The oldest colony on the Galapagos was established on San Cristobal in 1869 and remains the seat of government in the Galapagos today. Other towns that are still in existence were established in the later years of the 19th century. Villamil on Isabela where coral was mined and burned to produce lime. Santo Tomas, 20 km inland also on Isabela was established to mine sulphur from the volcanic fumeroles in the area. These activities were supplemented by fishing and cattle ranching on the moist windward slopes of Sierra Negra.

Ecuador declared the Galapagos Archipelago a wildlife sanctuary in 1935. From about this time, eco-tourism began in the Galapagos, U.S. President Franklin D. Roosevelt, visited in 1938.

In 1942, the United States was permitted to construct a major air base on one of the islands, Baltra, to protect and defend the Panama Canal.
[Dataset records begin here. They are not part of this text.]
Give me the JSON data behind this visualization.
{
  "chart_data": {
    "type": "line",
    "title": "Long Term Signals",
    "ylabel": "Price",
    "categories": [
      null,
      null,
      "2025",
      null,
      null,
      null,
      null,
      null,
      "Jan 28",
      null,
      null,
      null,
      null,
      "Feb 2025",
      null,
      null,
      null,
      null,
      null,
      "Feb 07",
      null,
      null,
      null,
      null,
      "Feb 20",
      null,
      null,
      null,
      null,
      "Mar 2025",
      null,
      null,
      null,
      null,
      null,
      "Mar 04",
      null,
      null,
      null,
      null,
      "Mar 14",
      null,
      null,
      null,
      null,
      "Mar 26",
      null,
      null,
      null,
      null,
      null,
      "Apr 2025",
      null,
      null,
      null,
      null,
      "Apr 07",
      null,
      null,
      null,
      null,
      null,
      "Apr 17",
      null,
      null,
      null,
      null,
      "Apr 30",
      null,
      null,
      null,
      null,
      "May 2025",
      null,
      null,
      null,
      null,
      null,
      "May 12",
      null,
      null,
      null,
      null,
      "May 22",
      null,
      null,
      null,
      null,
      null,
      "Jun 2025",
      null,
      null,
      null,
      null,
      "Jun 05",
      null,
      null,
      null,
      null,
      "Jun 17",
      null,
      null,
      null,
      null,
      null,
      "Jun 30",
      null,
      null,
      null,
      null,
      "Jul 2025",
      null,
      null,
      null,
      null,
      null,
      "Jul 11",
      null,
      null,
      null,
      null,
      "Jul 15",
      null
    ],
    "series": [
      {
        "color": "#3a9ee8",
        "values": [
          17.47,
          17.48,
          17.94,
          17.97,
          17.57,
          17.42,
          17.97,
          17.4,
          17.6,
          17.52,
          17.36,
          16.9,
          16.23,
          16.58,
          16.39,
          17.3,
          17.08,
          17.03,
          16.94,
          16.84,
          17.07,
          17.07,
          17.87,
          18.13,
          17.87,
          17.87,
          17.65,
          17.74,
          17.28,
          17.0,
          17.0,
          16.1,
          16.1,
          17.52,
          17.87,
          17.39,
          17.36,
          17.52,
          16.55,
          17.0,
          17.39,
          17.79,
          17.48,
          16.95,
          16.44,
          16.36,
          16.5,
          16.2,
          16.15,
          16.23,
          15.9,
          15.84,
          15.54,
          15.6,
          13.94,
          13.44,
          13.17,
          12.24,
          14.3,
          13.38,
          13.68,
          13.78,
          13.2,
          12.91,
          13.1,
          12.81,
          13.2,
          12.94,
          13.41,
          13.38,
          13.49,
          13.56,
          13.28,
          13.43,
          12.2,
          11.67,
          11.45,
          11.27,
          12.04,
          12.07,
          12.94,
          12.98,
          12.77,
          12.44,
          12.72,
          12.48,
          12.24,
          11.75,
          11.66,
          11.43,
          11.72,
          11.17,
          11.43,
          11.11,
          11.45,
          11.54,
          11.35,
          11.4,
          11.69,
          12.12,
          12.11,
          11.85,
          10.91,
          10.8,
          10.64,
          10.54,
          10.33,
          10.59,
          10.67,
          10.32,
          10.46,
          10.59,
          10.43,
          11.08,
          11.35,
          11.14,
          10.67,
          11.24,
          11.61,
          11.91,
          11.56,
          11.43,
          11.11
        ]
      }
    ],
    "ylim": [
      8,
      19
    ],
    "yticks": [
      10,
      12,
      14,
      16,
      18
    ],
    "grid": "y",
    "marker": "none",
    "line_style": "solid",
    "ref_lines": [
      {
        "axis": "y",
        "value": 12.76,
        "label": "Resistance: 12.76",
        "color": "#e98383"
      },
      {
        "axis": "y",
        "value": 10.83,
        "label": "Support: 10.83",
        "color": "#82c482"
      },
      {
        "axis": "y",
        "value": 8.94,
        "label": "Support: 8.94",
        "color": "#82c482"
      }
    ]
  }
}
After World War II, the United States returned this base and its airstrip to Ecuador. Legislation to protect the archipelago had begun in 1934, but war and politics prevented official protection to take place until 1959, when Ecuador established Galapagos National Park. In that same year, 100 years after the publication of On the Origin of Species, the Charles Darwin Foundation was established under the auspices of UNESCO and the World Conservation Union. The Foundation's stated goal is "to provide knowledge and support to ensure the conservation of the environment and biodiversity of the Galapagos Archipelago through scientific research and complementary actions." To achieve this goal, in 1964 the Foundation opened the Charles Darwin Research Station (CDRS) in Puerto Ayora on the island of Santa Cruz.

The principal partner of the Charles Darwin Foundation is the Galapagos National Park Service, the government agency that manages the National Park, and, since the passing of the Special Law for Galapagos in 1998, the Galapagos Marine Reserve. The Charles Darwin Foundation helped to establish the GNPS in 1968, and over the years, the Park-Station partnership has become a model for how conservation science and management can work together.

Ancient history of the Galapagos Islands

The Galapagos archipelago is a group of volcanic islands born from a meeting point of two submarine ridges, the Carnegie Ridge that runs westwards from South America and the Cocos Ridge that runs south from Central America. They meet at a point called the "Galapagos Hotspot" that itself is at a point on the northern ridge of the Nazca continental plate which moves east at around 2cm per year. The Nazca plate is responsible for pushing up the Andes mountains when it dips beneath the South American continental plate.

While the Nazca plate moves, the Galapagos hotspot is stationary. A series of volcanic events has made a series of islands which have then moved away from the hotspot riding on the Nazca plate, thus the oldest islands in the Galapagos group are to the east, while the youngest ones are to the west. This is similar in many ways to the Hawaiian islands, though the progression of ages is not as clear cut as in Hawaii.

The most western islands of Fernandina (1 volcano) and Isabela (6 volcanoes) are very volcanically active, major events have occurred in 1968, 1997 and 1998. These are huge shield volcanoes looking characteristically like upturned soup bowls, the calderas (volcanic cone that has collapsed back into the volcano) are several kilometers across and up to 1000m deep..

Most of the islands are the tips of large submarine volcanoes that reach and break the surface, though some are formed of uplifted undersea volcanic lava.

There are many evidences of the volcanic activity that built the Galapagos to be seen, different lava types, cones, craters, lava tubes and other artifacts of eruptions and of ongoing volcanic activity.